I ultimately gave up and consulted a walkthrough to find the final missing word, apprehensive about accidentally reading spoilers for other things even though there really wasn’t anything left to spoil. It turns out that I had seen the word already. It was just presented in a way that was too subtle for me.

And with that, I could conclude my part of the story, trapping the Dark Fall and freeing all the spirits it had been holding, in some cases for centuries. The closing cutscene shows them in the form of points of light, rising up through a peculiar funnel-like structure in the ceiling. Then it shows a number of changes happening throughout the site that seem to indicate that you freed them retroactively, making it so that the spirits were never trapped at all, there were no disappearances and no investigation. One of the more famous disappearances occurred in the 17th century, and is the basis of the a folk song that you can see framed on a wall; this vanishes before your eyes. So this can’t possibly actually be the same ritual that trapped the beastie in the first place, because obviously it wasn’t written out of history yet when you first arrived.

I suppose it’s a good thing that they got to do a sequel, because there’s quite a lot left unresolved. My suspicions about Hadden Industries were never addressed, nor was the peculiar behavior of their equipment. I never did learn anything from talking to the ghosts that I didn’t also learn from documents. There’s some slight suggestion that the player character is dead and doesn’t know it — in the end, the player’s view seems to fly up through the ceiling with the rest of the spirits.
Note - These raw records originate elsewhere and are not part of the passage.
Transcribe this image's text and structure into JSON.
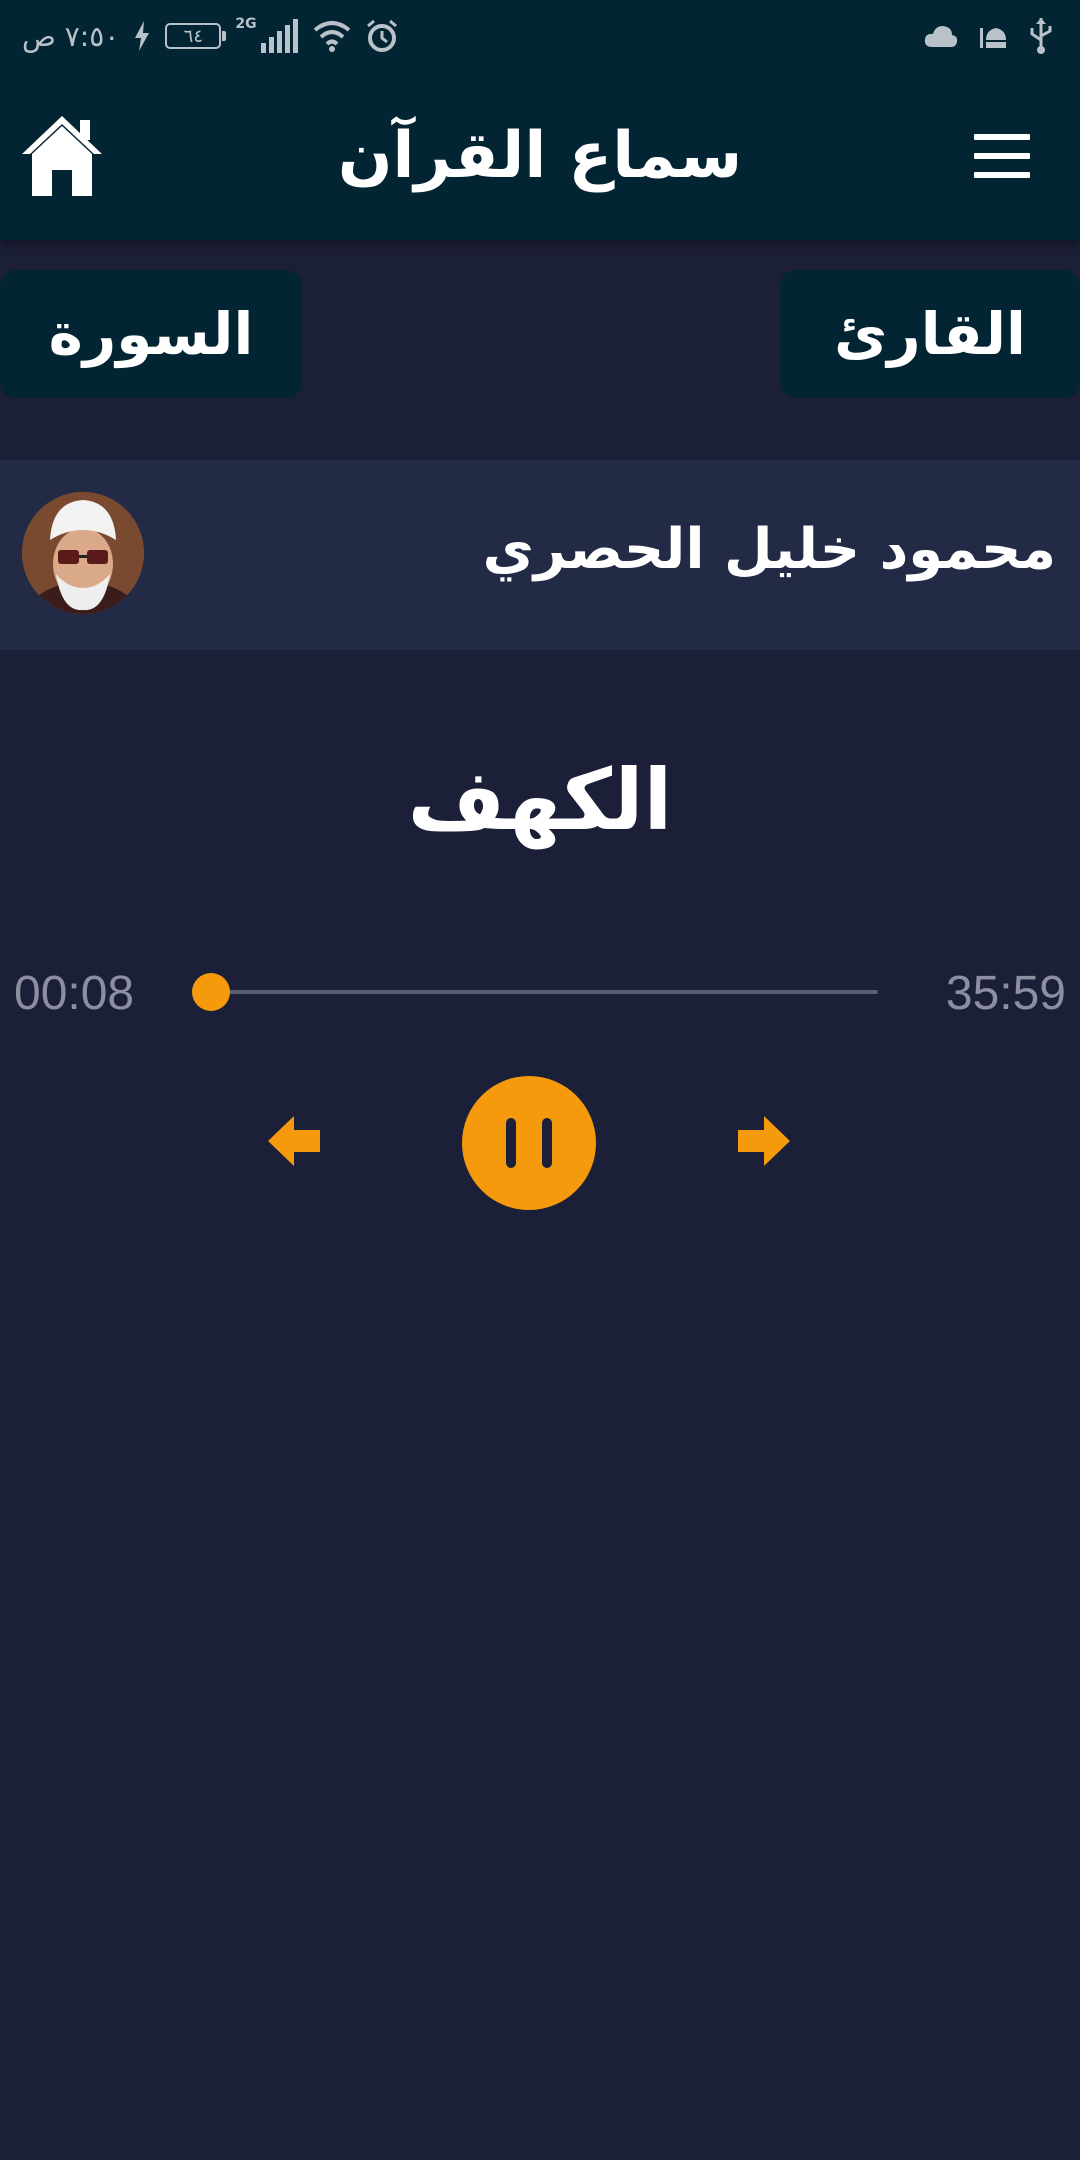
{
  "status_bar": {
    "time": "٧:٥٠ ص",
    "battery_level": "٦٤",
    "network_type": "2G",
    "icons": [
      "charging-icon",
      "battery-icon",
      "signal-icon",
      "wifi-icon",
      "alarm-icon",
      "cloud-icon",
      "mosque-icon",
      "usb-icon"
    ]
  },
  "header": {
    "title": "سماع القرآن",
    "home_icon": "home-icon",
    "menu_icon": "menu-icon"
  },
  "selectors": {
    "surah_label": "السورة",
    "reciter_label": "القارئ"
  },
  "reciter": {
    "name": "محمود خليل الحصري"
  },
  "player": {
    "surah_name": "الكهف",
    "elapsed": "00:08",
    "total": "35:59",
    "progress_fraction": 0.004,
    "accent_color": "#f59a0c"
  },
  "colors": {
    "background": "#1c1f38",
    "header": "#022433",
    "reciter_row": "#222a46",
    "accent": "#f59a0c"
  }
}
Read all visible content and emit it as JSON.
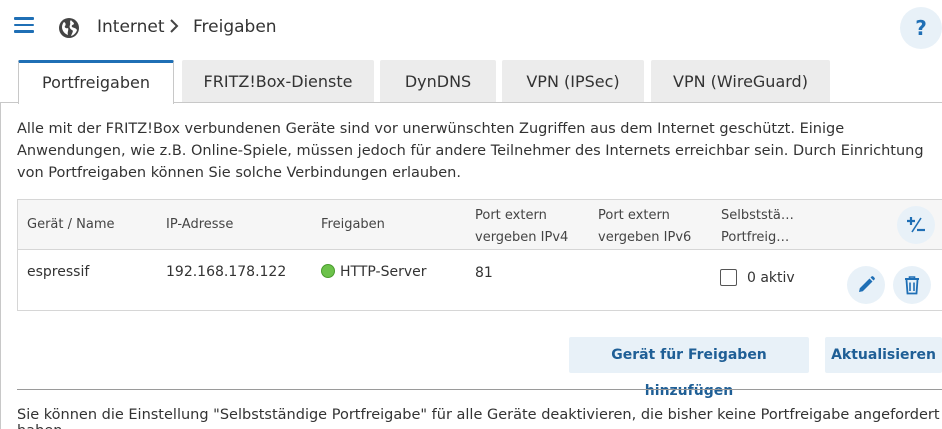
{
  "header": {
    "breadcrumb": [
      "Internet",
      "Freigaben"
    ],
    "help_label": "?"
  },
  "tabs": [
    {
      "label": "Portfreigaben",
      "active": true
    },
    {
      "label": "FRITZ!Box-Dienste",
      "active": false
    },
    {
      "label": "DynDNS",
      "active": false
    },
    {
      "label": "VPN (IPSec)",
      "active": false
    },
    {
      "label": "VPN (WireGuard)",
      "active": false
    }
  ],
  "intro_text": "Alle mit der FRITZ!Box verbundenen Geräte sind vor unerwünschten Zugriffen aus dem Internet geschützt. Einige Anwendungen, wie z.B. Online-Spiele, müssen jedoch für andere Teilnehmer des Internets erreichbar sein. Durch Einrichtung von Portfreigaben können Sie solche Verbindungen erlauben.",
  "table": {
    "columns": [
      "Gerät / Name",
      "IP-Adresse",
      "Freigaben",
      [
        "Port extern",
        "vergeben IPv4"
      ],
      [
        "Port extern",
        "vergeben IPv6"
      ],
      [
        "Selbststä…",
        "Portfreig…"
      ]
    ],
    "rows": [
      {
        "name": "espressif",
        "ip": "192.168.178.122",
        "freigabe": "HTTP-Server",
        "freigabe_status_color": "#6cc24a",
        "port_ipv4": "81",
        "port_ipv6": "",
        "selbst_label": "0 aktiv",
        "selbst_checked": false
      }
    ]
  },
  "buttons": {
    "add_device": "Gerät für Freigaben hinzufügen",
    "refresh": "Aktualisieren"
  },
  "footer_text": "Sie können die Einstellung \"Selbstständige Portfreigabe\" für alle Geräte deaktivieren, die bisher keine Portfreigabe angefordert haben.",
  "colors": {
    "accent": "#1f6fb5",
    "button_bg": "#e8f1f8",
    "status_ok": "#6cc24a"
  },
  "icons": [
    "menu-icon",
    "globe-icon",
    "chevron-right-icon",
    "plus-minus-icon",
    "pencil-icon",
    "trash-icon"
  ]
}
But if so, your death is erased from history along with everything else. I’ll be continuing with Lights Out: Dark Fall 2 shortly, and keeping an eye out for answers.

Overall, this game is actually a pretty satisfying specimen of its type, despite all my complaints. It’s got a good variety of puzzles, including a few that require you to put together information from both documents and the environment. I do think it would be improved by some way to highlight hotspots, though. And even that much would be inadequate for some puzzles. In most places, you can rotate the camera to face any of the cardinal directions, even if that means facing a blank wall. One of my last breakthroughs was realizing that there was a hotspot to go through a gap in a fence that I hadn’t actually looked at since my initial foray. Perhaps this is part of the author’s intent; perhaps making discoveries by assiduously searching every surface is part of the desired experience. But if so, I say there’s just too much of it.

And there I go complaining again. Maybe I should just stop now and see if I can be more positive about Lights Out.